La République démocratique du Congo est l’un des plus grands pays forestiers au monde. Malgré ses massifs forestiers presque intacts, le pays n’attire pas suffisamment des capitaux et investissements conséquents. Invité de Alfredo Prince NTUMBA, le professeur Jean-Robert Bwangoyi fait sa lecture du secteur et propose des solutions susceptibles d’aider le pays à tirer réellement profit de ses forêts.
Le secteur privé, un pilier important
Environews : Est-ce qu’un programme comme le vôtre est suffisant dans la lutte contre le changement climatique ?
JRB : Nous avons une concession de 300.000 hectares pour le moment. A mon sens, au-delà des aires protégées, il faut que des superficies plus importantes de notre forêt soient mises en conservation. Il faut qu’il y ait plusieurs autres projets pour arriver à avoir des zones de conservation qui puissent générer des financements pour les communautés.

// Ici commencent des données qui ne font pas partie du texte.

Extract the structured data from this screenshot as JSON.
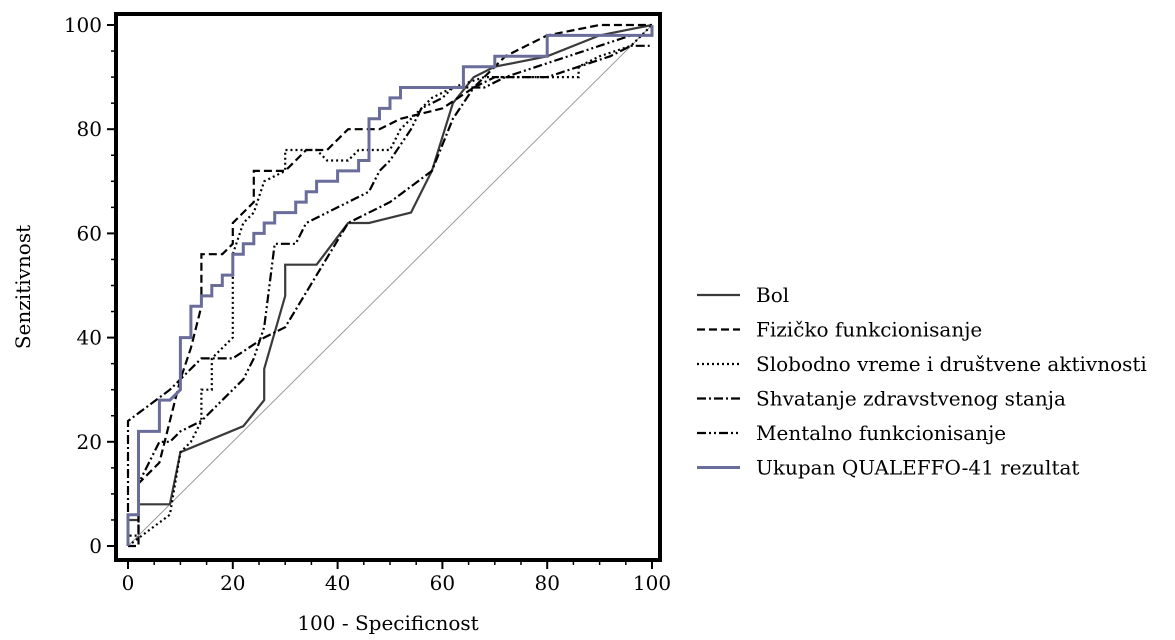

Il ne faut pas oublier que l’ennemi de la forêt, c’est la pauvreté. Lorsque les gens sont pauvres, ils vont recourir à la forêt pour pratiquer l’agriculture itinérante sur brûlis. Avec des rendements très faibles, ils sont obligés d’ouvrir davantage la forêt pour étendre leurs activités. Lorsqu’on a plusieurs sources de revenus pour les communautés, en ce moment-là, on a une grande probabilité de protéger les forêts. Et, le bon modèle n’est pas d’aller demander de l’aide publique au développement.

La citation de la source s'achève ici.